Abstract 255: Loss of Alk5 in Smooth Muscle Cells (SMCs) Causes Aortic Aneurysms Through an Aberrant Tgfbr2 Signal

Abstract

TGF-β signaling disorder has emerged as a cause for aortic aneurysm formation. However, mechanistic details of this disorder remain poorly defined. This study sought to understand the TGF-β signaling propagation and its impact on aortic structural homeostasis under conditions of receptor deficiency. An inducible gene deletion system driven by Myh11-CreER was utilized for selective removal of receptors Alk5, Tgfbr2, or both in SMCs, termed Alk5iko, Tgfbr2iko, and Alk5iko Tgfbr2iko, respectively. Alk5-floxed (Alk5f/f) mice served as controls. Animals (male, 9-11 weeks of age) were followed up to six months following gene deletion. Alk5iko caused progressive aortic enlargement (ultrasound scan).

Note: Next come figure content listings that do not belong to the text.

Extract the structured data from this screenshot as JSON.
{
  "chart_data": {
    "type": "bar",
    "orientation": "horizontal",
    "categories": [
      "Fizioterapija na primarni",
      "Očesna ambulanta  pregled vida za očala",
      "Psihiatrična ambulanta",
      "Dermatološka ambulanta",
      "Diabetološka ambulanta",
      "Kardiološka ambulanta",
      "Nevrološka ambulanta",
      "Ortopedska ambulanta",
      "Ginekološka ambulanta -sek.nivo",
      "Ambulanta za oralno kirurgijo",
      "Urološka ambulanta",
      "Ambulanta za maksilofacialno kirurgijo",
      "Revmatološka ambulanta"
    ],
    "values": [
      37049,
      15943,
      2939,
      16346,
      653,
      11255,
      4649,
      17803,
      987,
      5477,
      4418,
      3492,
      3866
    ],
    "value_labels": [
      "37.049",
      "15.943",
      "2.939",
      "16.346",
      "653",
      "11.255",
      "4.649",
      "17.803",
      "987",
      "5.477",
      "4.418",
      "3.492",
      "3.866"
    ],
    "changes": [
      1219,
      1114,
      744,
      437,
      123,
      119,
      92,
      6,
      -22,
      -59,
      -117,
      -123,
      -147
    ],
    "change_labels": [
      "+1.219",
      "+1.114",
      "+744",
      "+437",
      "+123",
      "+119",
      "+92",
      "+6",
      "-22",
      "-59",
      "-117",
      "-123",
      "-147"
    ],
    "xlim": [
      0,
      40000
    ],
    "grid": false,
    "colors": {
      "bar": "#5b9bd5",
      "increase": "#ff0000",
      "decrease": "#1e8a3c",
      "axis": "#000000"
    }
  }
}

In four weeks, 23% of animals (n=42) died from aortic rupture, with the survivals all showing severe aneurysmal degeneration at locations of ascending (100%), descending (43%) and/or suprarenal (50%) aortas. Surprisingly, Tgfbr2iko in age-matched males (n=26) was well tolerated. Neither rupture nor aortic dilation was noted in four weeks. Evidence of aortic pathology was limited to scattered elastic fiber breaks. To evaluate the role of TGF-β in aortic aneurysm formation in Alk5iko animals, we deleted Tgfbr2 simultaneously with Alk5. The additional Tgfbr2iko completely recused aortic rupture, attenuated aortic dilation from 68% to 25%, and significantly improved aortic histology. Compared to the Alk5f/f controls, Alk5iko, Tgfbr2iko, and Alk5iko Tgfbr2iko aortas all displayed a similar but reduced level of Smad2 phosphorylation at various time points, indicating that loss of the canonical TGF-β signal is not the primary driver for the aortic phenotype of Alk5iko aortas. Meanwhile, the Alk5iko aortas produced 3-fold more pERK than Alk5f/f controls, and this elevation was completely abolished by the additional Tgfbr2 deletion. Pharmaceutical treatment of the Alk5iko mice with ERK inhibitor RDEA-119 significantly inhibited aortic dilation and prevented aortic wall from degeneration while those treated with vehicle control exhibited aortic dilation and intimal/medial tears. In conclusion, loss of Alk5 in SMCs triggers a non-Alk5 but Tgfbr2 dependent signal that promotes aortic aneurysm formation through exacerbating ERK activity.